Anyway, at this point I may not take the Zoloft and talk him into the Wellbutrin instead. God I really miss Harvey, my old doc, at times like these. He was so easy to talk to and he listened to me when I told him stuff. He wouldn't have made me fight for what I want.
I haven't started the Zocor yet for the cholestorol. I want to wait until all the other new stuff settles down. In fact I don't want to take it at all. I told him I wanted to try hemp oil, as Trish recommended and he looked at me like I had just admitted I had commited an axe murder. "You'll get high," he said. I'm not sure he believed me when I told him it has no THC and it's a legal supplemental that contains all the essential elements a body needs. I told him I'd take the Zocor for now. Apparently my numbers are so bad I shouldn't wait.

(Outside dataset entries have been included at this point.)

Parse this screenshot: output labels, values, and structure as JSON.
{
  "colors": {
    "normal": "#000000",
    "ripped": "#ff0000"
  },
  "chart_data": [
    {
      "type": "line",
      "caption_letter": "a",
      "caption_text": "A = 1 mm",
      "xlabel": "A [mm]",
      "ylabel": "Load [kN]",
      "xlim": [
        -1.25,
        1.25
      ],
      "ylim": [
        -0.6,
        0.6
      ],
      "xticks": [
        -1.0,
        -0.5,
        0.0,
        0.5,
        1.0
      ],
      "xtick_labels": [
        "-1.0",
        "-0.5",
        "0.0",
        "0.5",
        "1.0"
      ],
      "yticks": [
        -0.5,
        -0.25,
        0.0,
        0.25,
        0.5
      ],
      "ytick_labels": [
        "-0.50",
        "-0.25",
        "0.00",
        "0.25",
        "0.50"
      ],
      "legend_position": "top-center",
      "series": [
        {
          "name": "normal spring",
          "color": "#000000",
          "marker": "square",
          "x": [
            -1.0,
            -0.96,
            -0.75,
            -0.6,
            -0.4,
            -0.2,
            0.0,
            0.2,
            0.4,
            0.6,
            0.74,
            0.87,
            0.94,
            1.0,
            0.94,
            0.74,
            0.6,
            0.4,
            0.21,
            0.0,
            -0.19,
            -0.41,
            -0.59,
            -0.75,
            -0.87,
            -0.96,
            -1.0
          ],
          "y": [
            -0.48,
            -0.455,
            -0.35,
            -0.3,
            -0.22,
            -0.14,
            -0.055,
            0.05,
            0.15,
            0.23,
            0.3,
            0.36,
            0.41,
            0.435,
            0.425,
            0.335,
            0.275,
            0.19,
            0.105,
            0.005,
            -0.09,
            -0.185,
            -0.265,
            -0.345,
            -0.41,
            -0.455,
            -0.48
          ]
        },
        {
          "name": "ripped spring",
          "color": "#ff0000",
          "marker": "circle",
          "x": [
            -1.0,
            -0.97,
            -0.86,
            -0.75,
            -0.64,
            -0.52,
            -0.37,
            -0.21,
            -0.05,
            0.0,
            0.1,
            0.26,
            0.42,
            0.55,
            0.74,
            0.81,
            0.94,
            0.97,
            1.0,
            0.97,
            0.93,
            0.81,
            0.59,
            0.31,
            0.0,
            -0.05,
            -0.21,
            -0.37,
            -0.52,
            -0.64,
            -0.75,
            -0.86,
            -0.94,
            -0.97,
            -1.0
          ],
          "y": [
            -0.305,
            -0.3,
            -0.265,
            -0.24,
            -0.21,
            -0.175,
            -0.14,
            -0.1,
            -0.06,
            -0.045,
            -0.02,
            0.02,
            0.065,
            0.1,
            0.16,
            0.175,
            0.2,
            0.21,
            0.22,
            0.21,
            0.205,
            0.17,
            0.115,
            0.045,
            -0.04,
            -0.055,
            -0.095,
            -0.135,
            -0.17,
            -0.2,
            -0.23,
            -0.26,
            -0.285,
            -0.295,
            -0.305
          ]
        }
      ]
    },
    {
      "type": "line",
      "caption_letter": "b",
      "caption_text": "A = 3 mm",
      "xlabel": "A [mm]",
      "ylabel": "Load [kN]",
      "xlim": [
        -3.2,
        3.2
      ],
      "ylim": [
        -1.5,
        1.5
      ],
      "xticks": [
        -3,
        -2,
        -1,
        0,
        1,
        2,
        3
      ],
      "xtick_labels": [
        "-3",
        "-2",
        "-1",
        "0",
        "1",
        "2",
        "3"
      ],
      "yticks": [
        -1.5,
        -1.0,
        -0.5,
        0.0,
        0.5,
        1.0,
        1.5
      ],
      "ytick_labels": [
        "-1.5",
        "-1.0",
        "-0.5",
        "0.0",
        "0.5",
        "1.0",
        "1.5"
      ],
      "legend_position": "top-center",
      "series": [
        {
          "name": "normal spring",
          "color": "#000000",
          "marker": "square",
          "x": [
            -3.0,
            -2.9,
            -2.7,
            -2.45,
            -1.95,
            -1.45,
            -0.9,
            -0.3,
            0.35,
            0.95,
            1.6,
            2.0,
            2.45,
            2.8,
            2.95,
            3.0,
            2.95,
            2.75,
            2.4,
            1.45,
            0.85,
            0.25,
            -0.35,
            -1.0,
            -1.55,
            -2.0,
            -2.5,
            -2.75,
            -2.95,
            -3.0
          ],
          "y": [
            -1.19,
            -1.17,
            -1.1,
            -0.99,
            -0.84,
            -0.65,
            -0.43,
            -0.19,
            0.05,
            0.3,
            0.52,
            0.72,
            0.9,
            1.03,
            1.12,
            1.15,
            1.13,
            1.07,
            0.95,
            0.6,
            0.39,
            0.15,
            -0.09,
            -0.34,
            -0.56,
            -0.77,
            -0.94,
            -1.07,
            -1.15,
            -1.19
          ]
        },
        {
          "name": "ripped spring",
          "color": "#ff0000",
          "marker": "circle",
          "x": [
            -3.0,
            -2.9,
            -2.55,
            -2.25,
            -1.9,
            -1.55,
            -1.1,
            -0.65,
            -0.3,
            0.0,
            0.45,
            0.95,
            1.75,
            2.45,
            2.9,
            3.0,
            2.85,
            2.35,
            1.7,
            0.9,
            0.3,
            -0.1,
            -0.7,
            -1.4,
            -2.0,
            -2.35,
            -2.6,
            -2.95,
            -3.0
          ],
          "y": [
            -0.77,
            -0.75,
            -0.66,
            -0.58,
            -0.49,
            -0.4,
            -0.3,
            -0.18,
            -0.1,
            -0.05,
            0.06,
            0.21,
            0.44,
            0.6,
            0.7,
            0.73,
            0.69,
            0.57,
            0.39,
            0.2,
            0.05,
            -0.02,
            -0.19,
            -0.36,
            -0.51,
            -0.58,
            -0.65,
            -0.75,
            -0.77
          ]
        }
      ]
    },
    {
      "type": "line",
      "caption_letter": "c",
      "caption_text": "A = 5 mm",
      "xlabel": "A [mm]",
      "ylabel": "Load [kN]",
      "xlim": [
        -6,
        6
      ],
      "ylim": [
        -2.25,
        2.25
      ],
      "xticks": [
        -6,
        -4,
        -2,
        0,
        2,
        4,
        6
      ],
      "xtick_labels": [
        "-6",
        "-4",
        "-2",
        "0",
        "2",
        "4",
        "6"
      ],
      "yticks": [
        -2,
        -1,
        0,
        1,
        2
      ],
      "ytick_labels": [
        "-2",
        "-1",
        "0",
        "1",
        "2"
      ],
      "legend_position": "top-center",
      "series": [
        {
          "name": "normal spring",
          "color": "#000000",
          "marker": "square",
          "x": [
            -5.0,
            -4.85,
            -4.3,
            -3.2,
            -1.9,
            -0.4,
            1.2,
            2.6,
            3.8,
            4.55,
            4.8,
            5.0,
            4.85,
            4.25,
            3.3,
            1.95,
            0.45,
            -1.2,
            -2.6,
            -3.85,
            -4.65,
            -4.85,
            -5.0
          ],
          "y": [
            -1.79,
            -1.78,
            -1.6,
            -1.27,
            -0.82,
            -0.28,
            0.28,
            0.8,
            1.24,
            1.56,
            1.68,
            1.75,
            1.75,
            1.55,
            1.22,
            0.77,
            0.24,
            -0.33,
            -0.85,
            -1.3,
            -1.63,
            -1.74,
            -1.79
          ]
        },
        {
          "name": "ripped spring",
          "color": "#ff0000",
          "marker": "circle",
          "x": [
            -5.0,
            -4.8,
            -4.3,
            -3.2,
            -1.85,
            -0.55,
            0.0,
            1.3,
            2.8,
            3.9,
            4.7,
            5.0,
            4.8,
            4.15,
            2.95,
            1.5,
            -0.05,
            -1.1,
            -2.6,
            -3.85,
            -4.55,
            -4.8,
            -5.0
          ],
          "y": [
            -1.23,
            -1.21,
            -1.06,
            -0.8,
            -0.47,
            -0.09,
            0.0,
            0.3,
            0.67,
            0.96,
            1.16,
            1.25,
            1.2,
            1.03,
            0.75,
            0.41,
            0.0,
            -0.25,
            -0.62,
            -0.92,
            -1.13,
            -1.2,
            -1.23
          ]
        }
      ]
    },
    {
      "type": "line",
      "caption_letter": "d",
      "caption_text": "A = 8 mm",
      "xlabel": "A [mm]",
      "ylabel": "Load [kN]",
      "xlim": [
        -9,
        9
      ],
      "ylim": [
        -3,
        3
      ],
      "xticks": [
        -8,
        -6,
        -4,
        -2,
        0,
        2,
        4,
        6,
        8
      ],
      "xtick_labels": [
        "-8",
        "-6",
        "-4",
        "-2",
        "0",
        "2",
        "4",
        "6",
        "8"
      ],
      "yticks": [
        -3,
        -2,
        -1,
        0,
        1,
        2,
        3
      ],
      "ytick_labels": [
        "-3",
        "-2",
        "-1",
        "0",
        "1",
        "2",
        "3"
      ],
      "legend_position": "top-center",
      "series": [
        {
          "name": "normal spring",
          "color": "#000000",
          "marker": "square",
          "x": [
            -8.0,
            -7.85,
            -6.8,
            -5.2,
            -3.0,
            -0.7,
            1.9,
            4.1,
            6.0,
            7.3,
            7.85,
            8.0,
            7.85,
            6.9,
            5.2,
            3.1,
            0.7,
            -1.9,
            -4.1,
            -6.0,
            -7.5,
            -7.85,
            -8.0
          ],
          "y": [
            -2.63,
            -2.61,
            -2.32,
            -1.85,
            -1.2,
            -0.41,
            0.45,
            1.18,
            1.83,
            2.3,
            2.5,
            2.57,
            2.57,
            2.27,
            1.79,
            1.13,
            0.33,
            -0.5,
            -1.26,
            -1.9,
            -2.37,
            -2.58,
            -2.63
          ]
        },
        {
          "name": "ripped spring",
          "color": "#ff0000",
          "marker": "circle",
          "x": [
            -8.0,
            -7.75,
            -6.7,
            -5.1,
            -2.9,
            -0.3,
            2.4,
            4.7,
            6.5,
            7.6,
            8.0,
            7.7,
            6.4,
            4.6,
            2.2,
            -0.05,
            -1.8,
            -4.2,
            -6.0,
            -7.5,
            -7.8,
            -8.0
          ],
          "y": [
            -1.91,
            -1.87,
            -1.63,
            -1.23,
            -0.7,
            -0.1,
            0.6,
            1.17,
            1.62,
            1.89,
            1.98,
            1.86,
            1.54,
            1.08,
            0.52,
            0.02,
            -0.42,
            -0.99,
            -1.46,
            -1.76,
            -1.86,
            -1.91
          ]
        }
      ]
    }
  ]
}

The good news is, outside of the Zocor I haven't paid a cent for the most of the prescriptions. My insurance plan pays for generics outright and I mostly take those. Even the Zoloft is a generic form so I'm not out any money if I don't take them. Oddly I've only had one expensive script filled this year and thankfully it's for a one time item.
By the time I got to the office the last time, I had developed an odd rash on my butt. Don't you hate to have to ask anyone to look at your butt? I wouldn't have worried except I thought it might be a spider bite because it started suddenly one morning after I used the toilet and it was so localized. He's got to call in the nurse and the whole bit so I can show him my ass which they duly inspect. He doesn't know what it is but prescribes an ointment and I think okay.
When I picked it up it was fifty freaking dollars. For a tube of glorified polysporin. Of course it did cure the rash in two days but now I have a tube of this stuff as big as a travel toothpaste and it will probably expire before I ever need it again. And you know with all the salespeople that cruise through there, you would have thought he could have slipped me a couple of samples for three lousy pimples on my butt but he probably gets a kickback for prescribing the stuff.
Doctors. They have no concept of money. Meanwhile, I'm turning into a pill popper. What a weird life.